Clearly, the number of loads out of the area are surging and outpacing the loads coming into the area. We’d remind readers that the Long Beach/LA port is the largest container port in North America, handling more than 1/3 of the containers imported into the US (34% to be exact). Volumes in 2017 were exceptionally strong as the economy accelerated from both a consumer as well as industrial perspective. After a relatively slow start, inbound container volumes were up 7.4% for the year in total and ran as high as up 14.6% in July and up 12.4% in September of 2017. Volumes in 2018 have been strong on top of tough comparisons throughout the year. It appears that there was some pull forward in May and June as some shippers attempted to beat the potential tariffs with June inbound volumes up 8.4%, while July and August volumes were slightly negative (down 1.3% and down 3.1% respectively). Having now worked past that period, we are seeing clear evidence that the current volumes are surging strongly. Although the data for September container volumes has not yet been released, the data from the trucks (which move freight from the port to destinations through the US) is confirming that the volumes are up strongly and that the fall shipping surge is in in ‘full force.’

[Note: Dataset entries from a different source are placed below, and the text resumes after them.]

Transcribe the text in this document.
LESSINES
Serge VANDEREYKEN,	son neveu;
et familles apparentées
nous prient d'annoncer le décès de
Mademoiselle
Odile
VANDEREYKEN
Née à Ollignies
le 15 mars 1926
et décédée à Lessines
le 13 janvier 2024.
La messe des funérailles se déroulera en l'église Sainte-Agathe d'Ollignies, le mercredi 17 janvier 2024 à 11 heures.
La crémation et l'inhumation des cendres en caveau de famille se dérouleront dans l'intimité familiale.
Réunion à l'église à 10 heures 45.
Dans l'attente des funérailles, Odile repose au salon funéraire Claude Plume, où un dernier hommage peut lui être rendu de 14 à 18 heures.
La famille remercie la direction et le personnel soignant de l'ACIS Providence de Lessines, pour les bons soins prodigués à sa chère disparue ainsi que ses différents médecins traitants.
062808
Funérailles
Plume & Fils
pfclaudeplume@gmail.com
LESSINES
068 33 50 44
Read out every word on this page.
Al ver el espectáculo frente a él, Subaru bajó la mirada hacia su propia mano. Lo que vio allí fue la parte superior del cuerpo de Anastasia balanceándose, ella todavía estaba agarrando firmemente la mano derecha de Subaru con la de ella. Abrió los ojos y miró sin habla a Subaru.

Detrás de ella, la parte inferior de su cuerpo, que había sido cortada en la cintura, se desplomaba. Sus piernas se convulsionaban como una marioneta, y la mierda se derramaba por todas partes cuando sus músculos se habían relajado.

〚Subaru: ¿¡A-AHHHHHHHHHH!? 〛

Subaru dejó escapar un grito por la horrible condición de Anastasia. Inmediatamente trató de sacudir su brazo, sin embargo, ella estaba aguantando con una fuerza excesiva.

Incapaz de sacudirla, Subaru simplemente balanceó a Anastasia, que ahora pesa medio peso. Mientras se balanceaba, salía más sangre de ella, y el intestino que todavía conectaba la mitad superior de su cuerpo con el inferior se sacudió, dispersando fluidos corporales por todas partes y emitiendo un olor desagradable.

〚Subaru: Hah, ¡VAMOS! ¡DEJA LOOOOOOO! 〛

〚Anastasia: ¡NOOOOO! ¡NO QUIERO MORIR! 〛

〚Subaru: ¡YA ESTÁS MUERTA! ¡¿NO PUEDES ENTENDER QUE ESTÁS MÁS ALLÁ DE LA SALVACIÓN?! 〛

All of this is signaling that this holiday shopping season will be very strong. We are often asked, “Why is the container volume so predictive of retail sales, is it as simple as retailers have to have the product on the shelves (or in the warehouse if they are an e-tailer) in order to generate the sale?” It is hard to refute the simplicity of this logic, but we believe it is a bit more sophisticated. Call it the “Wisdom of Crowds” (i.e., the more people betting, and the more money being bet, the more predictive a market becomes). Retailers of all sizes have professional buyers who have extensive experience gauging both the strength of demand from their customers and what specifically those customers are going to want. Those professional buyers individually are capable of making mistakes about volume (they order too little or too much) and making mistakes about product selection (grey pull-over sweaters instead of blue cardigans), but collectively their sense about consumer demand and choice are highly predictive of what will actually happen in the coming months. In part, this marketplace works because of the number of people involved and the money deployed, and in part, because the buyers who regularly prove their ability to correctly predict volume and selection gain ever larger budgets and influence over time. Those that don’t, find other careers to pursue. Bottom line, the professional retail buyers (large and small) and the container volume that results from their buying decisions are predicting a strong holiday shopping season.
Side note – despite the strong pre-ship in May and June, inventories across the US economy fell in the second quarter and were a one-percentage point headwind to the GDP (the reduction of inventory is a negative to the calculation of GDP, while the increase of inventory is a positive to the calculation of GDP). Without the drop in inventories that occurred, GDP would have come in at 5.1% in 2Q!